SpaceX will launch a private lunar lander alongside NASA’s Flashlight probe
SpaceX is preparing a Falcon 9 rocket for launch early wednesday morning. The mission, which includes both private and public payloads, illustrates the current state of the spaceflight industry and the changing way we explore space.
It’s a fairly routine launch for SpaceX, but the mission packs a big punch. Packed aboard the Falcon 9 rocket is ispace’s Hakuto-R spacecraft, itself packed with an assortment of goodies destined for the lunar surface. Also on board is NASA’s Jet Propulsion Laboratory’s Lunar Lantern, a lunar-bound probe that will search for water ice from the perspective of a rarely used orbit.
Falcon 9 is ready for launch from Space Launch Complex 40 at the Cape Canaveral Space Force Station in Florida at 3:39 a.m. ET on Wednesday, November 30. If the launch has to be aborted, a backup option is available on Thursday at 3:37 a.m. ET. The live broadcast should start 15 minutes before take-off for you to watch SpaceX, YouTubeor in the live stream above.
The Falcon 9 first stage will attempt a vertical landing at Landing Zone 1 at the Space Force Station at Cape Canaveral approximately eight minutes after the mission begins. The launch of the Hakuto-R spacecraft is scheduled to take place on the 46thminute, with Lunar Flashlight unfolding six minutes later.
The launch itself is not a big deal, but it carries historical consequences. Hakuto-R, a product of Tokyo-based ispace, will attempt to place the company’s Mission 1 (M1) lander on the lunar surface. If the Hakuto-R M1 lands safely and soundly, ispace will become the first private company to achieve this feat. A successful mission would usher in a new era in which commercial suppliers routinely deliver goods to the moon. Indeed, ispace’s Hakuto-R 1 mission is the first of what the company hopes will be very low-cost deliveries to the lunar surface.
The Hakuto-R M1 lander will perform exploration duties as a stationary probe, but will also attempt to deliver several payloads to the surface, including the 22-pound (10-kilogram Rashid Rover built by the United Arab Emirates and a transformable ball-like robot called SORA-Qdeveloped by Japan Aerospace Exploration Agency (JAXA) and TOMY toy company.
Other Hakuto-R payloads include an AI Flight Computer by the Canadian Space Agency, a moon chamber developed by the Canadian company Canadensys, a solid battery, a CD containing the song “WRITE” performed by the Japanese group Sakanaction and a panel engraved with the names of crowdfunding supporters. The Hakuto-R M1 lander is expected to land in the Moon’s Atlas Crater in April 2023.
The Hakuto-R M1 is not the first attempt by a private company to launch a lander on the moon. This distinction belongs to Israel’s SpaceIL and Israel Aerospace Industries, who, with the support of the Israel Space Agency, tried to place the Beresheet lunar lander in 2019. Unfortunately, computer problems and communication problems resulted Beresheet to crash on the lunar surface. The United States, the Soviet Union, and China were able to obtain landing safely for the lunar surface, but these were public space missions.

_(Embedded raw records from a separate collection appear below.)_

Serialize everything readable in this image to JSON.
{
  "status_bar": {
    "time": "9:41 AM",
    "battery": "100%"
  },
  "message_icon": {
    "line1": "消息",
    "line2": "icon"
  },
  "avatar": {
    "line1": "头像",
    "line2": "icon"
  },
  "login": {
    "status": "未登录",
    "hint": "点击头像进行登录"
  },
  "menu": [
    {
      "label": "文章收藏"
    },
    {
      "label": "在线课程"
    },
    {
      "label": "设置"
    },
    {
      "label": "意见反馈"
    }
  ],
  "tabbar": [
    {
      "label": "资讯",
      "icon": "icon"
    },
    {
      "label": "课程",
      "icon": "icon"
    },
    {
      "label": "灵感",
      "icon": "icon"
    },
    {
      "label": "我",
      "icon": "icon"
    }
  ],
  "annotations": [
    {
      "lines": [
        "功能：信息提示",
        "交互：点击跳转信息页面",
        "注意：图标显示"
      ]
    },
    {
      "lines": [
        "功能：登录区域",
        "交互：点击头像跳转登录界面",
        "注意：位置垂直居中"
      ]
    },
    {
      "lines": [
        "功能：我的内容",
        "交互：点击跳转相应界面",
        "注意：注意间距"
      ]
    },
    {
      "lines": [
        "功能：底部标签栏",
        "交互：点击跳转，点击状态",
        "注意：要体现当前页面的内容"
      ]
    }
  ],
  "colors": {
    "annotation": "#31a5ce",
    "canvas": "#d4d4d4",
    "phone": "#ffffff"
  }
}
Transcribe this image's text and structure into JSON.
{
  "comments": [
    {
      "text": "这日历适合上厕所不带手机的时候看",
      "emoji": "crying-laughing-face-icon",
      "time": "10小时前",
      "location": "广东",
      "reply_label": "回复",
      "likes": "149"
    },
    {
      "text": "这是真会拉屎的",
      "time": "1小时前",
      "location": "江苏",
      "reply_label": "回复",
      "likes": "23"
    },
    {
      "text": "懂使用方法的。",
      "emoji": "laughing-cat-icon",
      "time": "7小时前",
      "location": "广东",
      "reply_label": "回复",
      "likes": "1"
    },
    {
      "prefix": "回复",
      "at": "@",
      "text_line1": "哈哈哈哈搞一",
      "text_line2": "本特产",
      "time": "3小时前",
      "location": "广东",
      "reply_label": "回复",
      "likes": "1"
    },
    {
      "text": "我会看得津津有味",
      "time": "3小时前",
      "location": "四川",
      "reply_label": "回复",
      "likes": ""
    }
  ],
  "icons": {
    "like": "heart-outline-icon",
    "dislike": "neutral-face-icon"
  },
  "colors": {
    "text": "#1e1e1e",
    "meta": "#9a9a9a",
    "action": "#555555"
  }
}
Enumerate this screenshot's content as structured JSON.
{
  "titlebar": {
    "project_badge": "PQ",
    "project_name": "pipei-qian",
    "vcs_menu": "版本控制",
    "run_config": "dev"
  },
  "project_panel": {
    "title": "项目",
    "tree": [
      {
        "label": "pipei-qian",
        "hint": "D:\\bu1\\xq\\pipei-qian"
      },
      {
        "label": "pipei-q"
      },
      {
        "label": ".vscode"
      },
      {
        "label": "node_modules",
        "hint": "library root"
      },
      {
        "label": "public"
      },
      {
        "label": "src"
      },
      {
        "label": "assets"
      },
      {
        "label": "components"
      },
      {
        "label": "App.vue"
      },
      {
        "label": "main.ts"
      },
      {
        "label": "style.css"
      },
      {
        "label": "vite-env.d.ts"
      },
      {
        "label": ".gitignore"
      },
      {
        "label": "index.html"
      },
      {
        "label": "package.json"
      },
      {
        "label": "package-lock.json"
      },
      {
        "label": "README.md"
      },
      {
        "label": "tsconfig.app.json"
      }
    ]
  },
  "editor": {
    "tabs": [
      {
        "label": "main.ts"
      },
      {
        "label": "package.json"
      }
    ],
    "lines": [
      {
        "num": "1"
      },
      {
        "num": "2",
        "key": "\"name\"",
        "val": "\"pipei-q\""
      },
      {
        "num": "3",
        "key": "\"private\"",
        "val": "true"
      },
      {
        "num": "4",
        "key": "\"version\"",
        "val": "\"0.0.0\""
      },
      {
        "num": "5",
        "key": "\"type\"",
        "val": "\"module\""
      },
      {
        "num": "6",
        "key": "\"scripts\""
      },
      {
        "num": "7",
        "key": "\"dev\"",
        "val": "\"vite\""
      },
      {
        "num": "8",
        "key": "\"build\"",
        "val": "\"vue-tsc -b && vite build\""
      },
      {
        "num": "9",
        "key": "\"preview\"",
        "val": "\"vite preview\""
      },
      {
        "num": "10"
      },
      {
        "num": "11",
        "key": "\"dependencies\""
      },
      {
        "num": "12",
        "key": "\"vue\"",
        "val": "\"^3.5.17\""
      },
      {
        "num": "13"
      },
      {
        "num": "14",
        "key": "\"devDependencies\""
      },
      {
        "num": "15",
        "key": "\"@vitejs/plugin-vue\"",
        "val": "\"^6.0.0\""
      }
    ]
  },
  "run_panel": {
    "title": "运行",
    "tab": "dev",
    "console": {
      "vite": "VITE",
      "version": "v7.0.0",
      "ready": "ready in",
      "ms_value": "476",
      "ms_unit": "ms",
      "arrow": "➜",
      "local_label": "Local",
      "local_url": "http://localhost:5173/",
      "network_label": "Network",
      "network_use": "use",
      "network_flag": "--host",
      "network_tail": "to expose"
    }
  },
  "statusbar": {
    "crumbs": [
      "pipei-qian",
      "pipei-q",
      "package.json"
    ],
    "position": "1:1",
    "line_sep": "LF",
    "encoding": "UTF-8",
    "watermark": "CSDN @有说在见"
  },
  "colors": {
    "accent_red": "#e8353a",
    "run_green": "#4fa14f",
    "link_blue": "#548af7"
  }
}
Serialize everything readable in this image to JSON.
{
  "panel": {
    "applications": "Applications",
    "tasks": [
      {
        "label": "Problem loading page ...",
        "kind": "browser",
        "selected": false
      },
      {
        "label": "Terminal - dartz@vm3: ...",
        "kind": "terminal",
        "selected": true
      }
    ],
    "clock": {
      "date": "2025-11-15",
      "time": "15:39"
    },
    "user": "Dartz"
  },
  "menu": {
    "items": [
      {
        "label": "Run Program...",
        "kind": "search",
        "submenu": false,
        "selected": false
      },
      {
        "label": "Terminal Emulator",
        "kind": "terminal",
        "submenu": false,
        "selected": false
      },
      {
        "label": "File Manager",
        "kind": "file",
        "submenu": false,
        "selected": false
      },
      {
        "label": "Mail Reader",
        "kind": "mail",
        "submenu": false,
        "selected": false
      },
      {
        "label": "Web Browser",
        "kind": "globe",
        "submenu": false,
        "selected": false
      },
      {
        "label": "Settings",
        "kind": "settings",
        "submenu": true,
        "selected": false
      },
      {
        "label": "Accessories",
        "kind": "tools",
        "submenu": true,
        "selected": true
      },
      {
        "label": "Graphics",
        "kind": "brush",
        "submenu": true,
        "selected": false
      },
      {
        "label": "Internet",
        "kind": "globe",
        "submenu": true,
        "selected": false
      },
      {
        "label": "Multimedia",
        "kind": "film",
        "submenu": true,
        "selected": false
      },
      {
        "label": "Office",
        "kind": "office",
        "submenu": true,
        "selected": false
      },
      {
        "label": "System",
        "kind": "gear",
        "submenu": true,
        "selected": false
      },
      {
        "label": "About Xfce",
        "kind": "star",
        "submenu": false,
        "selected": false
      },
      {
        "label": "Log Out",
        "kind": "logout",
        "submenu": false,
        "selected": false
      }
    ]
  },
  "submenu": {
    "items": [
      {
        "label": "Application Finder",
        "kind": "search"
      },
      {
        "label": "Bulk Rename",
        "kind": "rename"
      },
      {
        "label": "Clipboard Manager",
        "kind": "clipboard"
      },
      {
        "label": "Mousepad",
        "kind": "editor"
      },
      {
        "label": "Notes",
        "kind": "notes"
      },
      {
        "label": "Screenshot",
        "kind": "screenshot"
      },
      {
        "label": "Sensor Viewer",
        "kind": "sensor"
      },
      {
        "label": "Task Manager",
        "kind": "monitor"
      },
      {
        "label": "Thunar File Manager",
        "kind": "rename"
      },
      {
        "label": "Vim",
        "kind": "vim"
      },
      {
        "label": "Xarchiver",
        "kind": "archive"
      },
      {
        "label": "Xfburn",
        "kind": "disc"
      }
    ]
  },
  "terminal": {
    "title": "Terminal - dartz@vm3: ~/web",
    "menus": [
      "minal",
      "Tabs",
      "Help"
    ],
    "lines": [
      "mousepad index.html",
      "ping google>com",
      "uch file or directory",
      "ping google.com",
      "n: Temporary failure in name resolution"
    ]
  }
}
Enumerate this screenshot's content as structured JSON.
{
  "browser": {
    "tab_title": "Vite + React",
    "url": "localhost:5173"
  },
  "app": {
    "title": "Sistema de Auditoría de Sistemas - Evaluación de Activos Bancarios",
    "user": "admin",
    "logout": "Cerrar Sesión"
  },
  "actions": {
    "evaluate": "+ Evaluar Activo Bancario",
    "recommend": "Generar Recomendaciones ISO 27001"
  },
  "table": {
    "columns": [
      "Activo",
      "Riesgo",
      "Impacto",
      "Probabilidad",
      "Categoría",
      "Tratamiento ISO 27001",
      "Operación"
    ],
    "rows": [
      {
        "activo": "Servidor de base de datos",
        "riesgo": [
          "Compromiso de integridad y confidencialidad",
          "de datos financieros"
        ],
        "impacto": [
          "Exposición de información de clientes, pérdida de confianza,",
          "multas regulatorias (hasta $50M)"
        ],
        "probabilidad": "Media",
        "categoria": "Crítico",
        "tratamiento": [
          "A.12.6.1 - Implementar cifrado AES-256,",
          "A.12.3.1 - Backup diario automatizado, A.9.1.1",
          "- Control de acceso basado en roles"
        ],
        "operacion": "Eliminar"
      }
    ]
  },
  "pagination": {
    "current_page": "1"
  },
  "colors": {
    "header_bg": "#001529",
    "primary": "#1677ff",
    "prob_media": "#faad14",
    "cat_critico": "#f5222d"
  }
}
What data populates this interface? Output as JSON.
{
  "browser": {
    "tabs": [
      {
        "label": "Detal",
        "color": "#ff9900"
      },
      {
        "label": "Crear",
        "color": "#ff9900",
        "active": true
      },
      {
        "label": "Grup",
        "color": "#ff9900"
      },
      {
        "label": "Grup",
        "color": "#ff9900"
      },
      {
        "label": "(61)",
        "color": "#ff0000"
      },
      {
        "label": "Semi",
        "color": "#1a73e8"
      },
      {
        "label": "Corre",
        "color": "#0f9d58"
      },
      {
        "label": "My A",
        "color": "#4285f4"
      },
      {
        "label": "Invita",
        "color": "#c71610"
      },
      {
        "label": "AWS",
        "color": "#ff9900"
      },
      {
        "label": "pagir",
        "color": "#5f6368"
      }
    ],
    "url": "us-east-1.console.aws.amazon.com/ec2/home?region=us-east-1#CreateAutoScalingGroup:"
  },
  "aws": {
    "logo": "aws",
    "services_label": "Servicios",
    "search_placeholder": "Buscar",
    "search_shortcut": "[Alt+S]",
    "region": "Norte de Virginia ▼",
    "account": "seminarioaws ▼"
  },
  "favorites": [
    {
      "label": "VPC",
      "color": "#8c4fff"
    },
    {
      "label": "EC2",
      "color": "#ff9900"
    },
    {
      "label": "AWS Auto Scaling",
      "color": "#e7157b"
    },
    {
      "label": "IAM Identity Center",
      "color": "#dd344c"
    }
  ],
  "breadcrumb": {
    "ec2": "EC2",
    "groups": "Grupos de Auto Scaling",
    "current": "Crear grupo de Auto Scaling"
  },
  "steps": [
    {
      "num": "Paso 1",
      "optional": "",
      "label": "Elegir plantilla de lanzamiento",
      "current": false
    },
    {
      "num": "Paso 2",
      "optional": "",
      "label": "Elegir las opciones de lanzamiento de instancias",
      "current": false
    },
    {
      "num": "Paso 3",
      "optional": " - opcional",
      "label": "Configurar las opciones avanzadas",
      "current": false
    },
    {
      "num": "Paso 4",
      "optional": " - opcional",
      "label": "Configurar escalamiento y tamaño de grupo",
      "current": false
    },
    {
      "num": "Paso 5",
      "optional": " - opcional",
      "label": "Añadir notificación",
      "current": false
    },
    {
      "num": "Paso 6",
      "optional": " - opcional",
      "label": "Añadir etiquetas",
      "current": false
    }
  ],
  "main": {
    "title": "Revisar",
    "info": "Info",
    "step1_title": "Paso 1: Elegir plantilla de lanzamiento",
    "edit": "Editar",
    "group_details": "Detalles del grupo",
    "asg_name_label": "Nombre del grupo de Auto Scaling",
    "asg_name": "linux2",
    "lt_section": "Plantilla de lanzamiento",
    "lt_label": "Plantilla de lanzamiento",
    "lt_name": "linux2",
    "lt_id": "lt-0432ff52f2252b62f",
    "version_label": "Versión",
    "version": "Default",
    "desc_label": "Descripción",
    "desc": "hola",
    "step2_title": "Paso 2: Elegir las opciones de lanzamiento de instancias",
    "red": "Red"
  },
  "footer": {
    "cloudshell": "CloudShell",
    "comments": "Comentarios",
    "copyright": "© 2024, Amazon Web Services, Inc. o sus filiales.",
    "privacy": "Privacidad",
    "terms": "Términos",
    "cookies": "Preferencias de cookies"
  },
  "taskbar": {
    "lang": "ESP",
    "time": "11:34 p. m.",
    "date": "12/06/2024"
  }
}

Falcon 9 will also launch JPL’s Lunar Flashlight, a probe that is designed to operate from a near-rectilinear halo orbit (NRHO) around the Moon. If this sounds familiar, probably because you think of NASA’s CAPSTONE probe, which recently became the first satellite to operate in NRHO. CAPSTONE sets the stage for a future space station called Gatewaybut the Lunar Flashlight is on a different mission.
More on this story: NASA’s probe will look for lunar water where “no one else” has looked
The suitcase-sized probe will approach within 9 miles (15 kilometers) of the moon’s south pole on its highly eccentric orbit, from where it will search for water ice in permanently shadowed craters. The Lunar Flashlight will use four infrared lasers to emit beams of differently colored light at wavelengths that can be absorbed by surface water ice. The more absorption observed, the greater the potential for surface ice to exist.
“We’re bringing a literal flashlight to the Moon — shining lasers into these dark craters to look for definitive signs of water ice covering the upper layer of the lunar regolith,” said Barbara Cohen, NASA’s Lunar Flashlight principal investigator, in statement. “I’m excited to see our mission contribute to our scientific understanding of where the moon’s water ice is and how it got there.”
Like I said, a lot to unpack with this launch. It all kicks off, fingers crossed, early tomorrow morning with the low-key launch of SpaceX’s Falcon 9 rocket.